Joshua Ben Karha (, Yehoshua ben Karcha (or ben Korcha), was a Jewish Tanna sage of the fourth generation.

Biography
He was a colleague of Rabbi Meir and Shimon ben Gamliel II, and a disciple of Rabbi Akiva.

Some believe that he was the son of Rabbi Akiva, who is referred to in the Talmud as the "," the 'bald-headed one'. However, others disagree. He never mentions Akiva in his teachings, and would have done so had Akiva been his father.

Joshua was bald; and once in a dispute with a heretic who taunted him on this score, he refuted his opponent with remarkable readiness of wit.

His affection for his people is shown by the indignation with which he rebuked Eleazar b. Simeon (who had delivered the Jewish criminals over to the Romans): "You vinegar son of wine [= "degenerate scion of a noble father"], how long will you give the people of our God unto death?".

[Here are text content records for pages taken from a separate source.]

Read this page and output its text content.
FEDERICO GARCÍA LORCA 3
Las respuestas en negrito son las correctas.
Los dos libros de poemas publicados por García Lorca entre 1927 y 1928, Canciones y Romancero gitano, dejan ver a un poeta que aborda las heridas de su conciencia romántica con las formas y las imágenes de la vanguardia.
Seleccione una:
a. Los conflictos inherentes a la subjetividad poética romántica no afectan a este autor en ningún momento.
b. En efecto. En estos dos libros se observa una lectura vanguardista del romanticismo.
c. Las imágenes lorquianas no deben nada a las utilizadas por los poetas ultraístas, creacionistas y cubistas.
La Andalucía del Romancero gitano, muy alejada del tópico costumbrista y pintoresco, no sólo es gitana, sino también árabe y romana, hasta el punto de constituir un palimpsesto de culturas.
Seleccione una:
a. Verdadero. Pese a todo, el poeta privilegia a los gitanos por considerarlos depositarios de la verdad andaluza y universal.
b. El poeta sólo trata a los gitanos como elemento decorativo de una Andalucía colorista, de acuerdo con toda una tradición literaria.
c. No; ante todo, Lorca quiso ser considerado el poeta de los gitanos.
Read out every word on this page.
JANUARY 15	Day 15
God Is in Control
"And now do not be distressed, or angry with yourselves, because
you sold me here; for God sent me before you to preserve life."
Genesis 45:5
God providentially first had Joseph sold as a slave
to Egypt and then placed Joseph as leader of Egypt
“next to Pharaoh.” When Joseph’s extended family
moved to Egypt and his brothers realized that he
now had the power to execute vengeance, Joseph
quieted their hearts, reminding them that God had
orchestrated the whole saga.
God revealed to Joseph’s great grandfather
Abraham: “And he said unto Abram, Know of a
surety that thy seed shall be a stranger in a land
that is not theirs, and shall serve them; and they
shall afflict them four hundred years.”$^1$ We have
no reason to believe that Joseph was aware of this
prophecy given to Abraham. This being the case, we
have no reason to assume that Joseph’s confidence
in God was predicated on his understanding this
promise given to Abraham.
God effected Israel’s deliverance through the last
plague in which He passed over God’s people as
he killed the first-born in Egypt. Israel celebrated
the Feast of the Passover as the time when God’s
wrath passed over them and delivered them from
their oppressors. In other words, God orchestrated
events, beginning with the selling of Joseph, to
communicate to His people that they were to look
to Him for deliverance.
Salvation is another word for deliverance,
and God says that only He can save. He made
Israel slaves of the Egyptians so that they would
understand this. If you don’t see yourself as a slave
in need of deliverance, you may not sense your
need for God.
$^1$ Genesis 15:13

He lived to a great age; and when he blessed Judah haNasi he added the wish that Judah might live half as long as himself.

Teachings

The Mishnah cites few of Ben Karha's halakhic commentaries in his name, and the few ones that are recorded, are either in context with him or in conjunction with another Tannaitic sage. Thus, in another reference, the Talmud cites Karha's practice as performed on the authority of Eleazar ben Azariah, and in an additional reference, on the authority of R. Yochanan ben Nuri. Similarly, he gave his halakhic ruling along with R. Jose ben Halafta, in the matter of the construction of Jericho.

In comparison with the few halachic commentaries, many aggadah commentaries are recorded in his name.